In order to dispel any lingering myths my dad might have still had about the inherent healthiness of Japanese cuisine, I decided to take him out for one last round of bad-for-you eating on his last night here in Japan. And you really can’t get much more unhealthy than deep-fried-stuff-on-a-stick or, as it’s called around these parts, kushi-katsu. Kushi-katsu translates to mean deep-fried cutlet (katsu) on a stick or skewer (kushi). While, it’s possible back in the kushi-katsu hey-days (whenever that might have been) they only used to fry up meat cutlets, these days you’ll find katsu can refer to vegetables, seafood, cheese, and, even, cream puffs… yes, that’s right, dead-fried cream puffs on a stick. Seriously.
You can find kushi-katsu places in almost any neighborhood in Japan. Even at the swanky new mall near my office, there’s a kushi-katsu place that will let you katsu your own kushi (err… deep-fry it yourself), should you be the kind of person that fears neither clogged arteries nor accidentally deep-frying a finger or two. But the place to go for kushi-katsu in this area is Shinsekai in southern Osaka.
Shinsekai also turns out to be the place to go if you’d like to get mugged. Shinsekai, which means “New World” in English, used to be quite the happening place back in, say, 1912. But the last one hundred years haven’t been so good for Shinsekai, and now this area is considered one of Osaka’s most dangerous neighborhoods. The Lonely Planet Japan guide claims this area is full of “raffish and suspicious characters.” The Japan National Tourism Organization’s description of Shinsekai (“squashed with small, cheap eating houses”) doesn’t exactly sound very enticing to the would-be tourist.

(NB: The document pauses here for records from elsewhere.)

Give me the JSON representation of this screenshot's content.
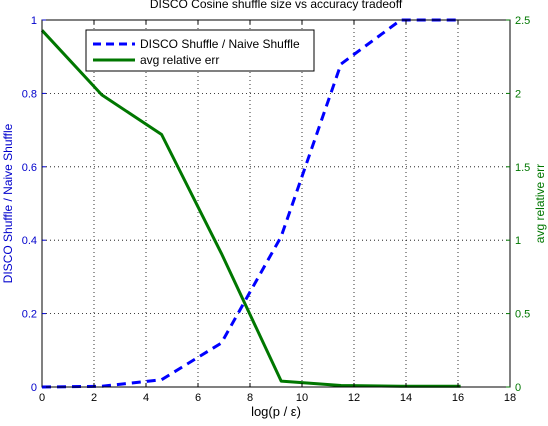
{
  "chart_data": {
    "type": "line",
    "title": "DISCO Cosine shuffle size vs accuracy tradeoff",
    "xlabel": "log(p / ε)",
    "ylabel_left": "DISCO Shuffle / Naive Shuffle",
    "ylabel_right": "avg relative err",
    "xlim": [
      0,
      18
    ],
    "ylim_left": [
      0,
      1
    ],
    "ylim_right": [
      0,
      2.5
    ],
    "xticks": [
      "0",
      "2",
      "4",
      "6",
      "8",
      "10",
      "12",
      "14",
      "16",
      "18"
    ],
    "yticks_left": [
      "0",
      "0.2",
      "0.4",
      "0.6",
      "0.8",
      "1"
    ],
    "yticks_right": [
      "0",
      "0.5",
      "1",
      "1.5",
      "2",
      "2.5"
    ],
    "grid": true,
    "legend_position": "top-left",
    "series": [
      {
        "name": "DISCO Shuffle / Naive Shuffle",
        "axis": "left",
        "style": "dashed",
        "color": "#0000ff",
        "x": [
          0,
          2.3,
          4.6,
          6.9,
          9.2,
          11.5,
          13.8,
          16.1
        ],
        "y": [
          0.0,
          0.002,
          0.02,
          0.12,
          0.41,
          0.88,
          1.0,
          1.0
        ]
      },
      {
        "name": "avg relative err",
        "axis": "right",
        "style": "solid",
        "color": "#007700",
        "x": [
          0,
          2.3,
          4.6,
          6.9,
          9.2,
          11.5,
          13.8,
          16.1
        ],
        "y": [
          2.43,
          1.99,
          1.72,
          0.91,
          0.04,
          0.01,
          0.005,
          0.005
        ]
      }
    ]
  }
}
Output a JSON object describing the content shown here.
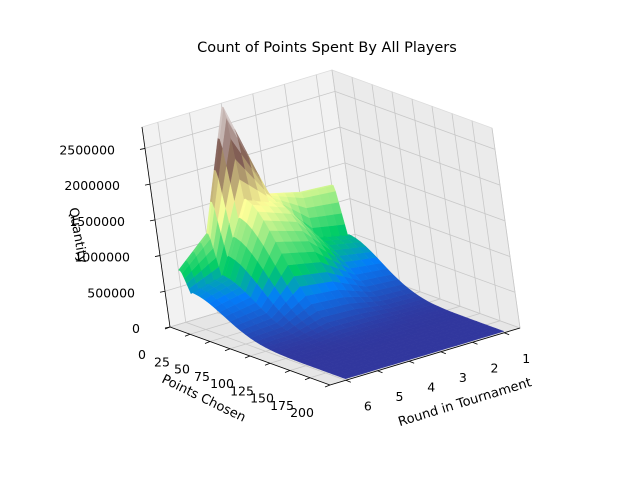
{
  "chart_data": {
    "type": "surface3d",
    "title": "Count of Points Spent By All Players",
    "xlabel": "Points Chosen",
    "ylabel": "Round in Tournament",
    "zlabel": "Quantity",
    "x_ticks": [
      "0",
      "25",
      "50",
      "75",
      "100",
      "125",
      "150",
      "175",
      "200"
    ],
    "y_ticks": [
      "1",
      "2",
      "3",
      "4",
      "5",
      "6"
    ],
    "z_ticks": [
      "0",
      "500000",
      "1000000",
      "1500000",
      "2000000",
      "2500000"
    ],
    "xlim": [
      0,
      200
    ],
    "ylim": [
      0.5,
      6.5
    ],
    "zlim": [
      0,
      2800000
    ],
    "colormap": "terrain",
    "peaks": [
      {
        "points": 0,
        "round": 1,
        "value": 1260000
      },
      {
        "points": 0,
        "round": 2,
        "value": 1290000
      },
      {
        "points": 0,
        "round": 3,
        "value": 1400000
      },
      {
        "points": 0,
        "round": 4,
        "value": 2750000
      },
      {
        "points": 0,
        "round": 5,
        "value": 1110000
      },
      {
        "points": 0,
        "round": 6,
        "value": 730000
      }
    ],
    "secondary_peaks": [
      {
        "points": 12,
        "round": 1,
        "value": 600000
      },
      {
        "points": 12,
        "round": 2,
        "value": 700000
      },
      {
        "points": 12,
        "round": 3,
        "value": 1320000
      },
      {
        "points": 12,
        "round": 4,
        "value": 1500000
      },
      {
        "points": 12,
        "round": 5,
        "value": 560000
      },
      {
        "points": 12,
        "round": 6,
        "value": 450000
      }
    ]
  }
}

Even the website run by the “Shinsekai Shopping Street Promoting Associations” starts off by asking “Do you have the guts to know everything about ‘Shinsekai’?”. And then it goes on on to list the attractions of Shinsekai, including the Jumbo Pachinko parlor (“bigger than a rocket”), pin-ball machine arcade (“out of fashion but popular”), a barbershop that offers 600 yen haircuts and gay bars (“come and enjoy with us”).
For a last night out in Japan, I figured a stroll around Shinsekai would be a great way to show my dad that A) all Japanese food is not healthy (in case he hadn’t caught that from the huge helpings of bacon okonomiyaki, deep-fried clams and fried yakisoba noodles we’d been eating all week) and B) Japan can, in fact, be dangerous. While, I was pretty convinced of the first point (heck, I practically invented the first point!), I wasn’t completely convinced of the second. After all, I’ve lived in Japan for three years and the biggest threat to my wallet and well-being during that time has been myself. After all, I’m the one who steals money from myself (and never gives it back). I’m the one accidentally setting myself and my toaster oven on fire on a regular basis. I’m the one stuffing myself with enough bacon okonomiyaki to clog my arteries. Sheez, compared to me, those “raffish and suspicious characters” of Shinsekai were starting to look like Mary Poppins!
After meeting my friend, Lisa, at the Dobutsuenmae subway station and moseying our way past a number of pachinko parlors, mahjong clubs and more kushi-katsu restaurants than you could shake a skewer at, we settled on a place on the main drag which offered seating on the floor and a menu in English. At which point, we had to make some pretty difficult decisions. For example, should we order beer or chu-hi? Should we even bother ordering a salad or just go deep-fried all the way (or maybe they had a nice, tasty, deep-fried salad we could try?). Should we get the chicken tight or the ass meat?! Should we go with the solt or sauce flavor?! As you can see, even with an English menu, ordering was not an easy process…
Luckily, we ended up making our decisions pretty quickly (neither chicken tight nor ass meat were one of our selections) and we had a huge plate of deep-fried deliciousness in front of us before we could even get halfway through our grapefruit chu-his.
We tried everything from the deep-fried pumpkin (amazing!) to the deep-fried chicken meatballs (yum!) to the deep-fried cheese (it’s cheese… it’s deep-fried… need I say more?!). Even though everything was deep-fried (other than our salad, which, surprisingly, was not offered in deep-fried form), all of it was not nearly as greasy or heavy as you might suspect. The batter was actually very light and crispy. So even though I’m sure we were clogging our arteries as we nibbled on each delicious bit of deep-fried glory, we at least didn’t feel like we were doing that much damage.
We managed to work our way through the entire pile of deep-fried delights, and, luckily, not run into any danger while hanging out in the mean streets of Shinsekai. Although there was a scary moment when Lisa brazenly double-dipped her deep-fried scallop after expressly being forbidden to do so by our menu. We feared some kind of retribution by the kitchen staff, who all looked a bit “raffish and suspicious,” if you ask me. But, luckily she got away with her illegal double-dipping… and we got away with our arteries still pumping (at least for now).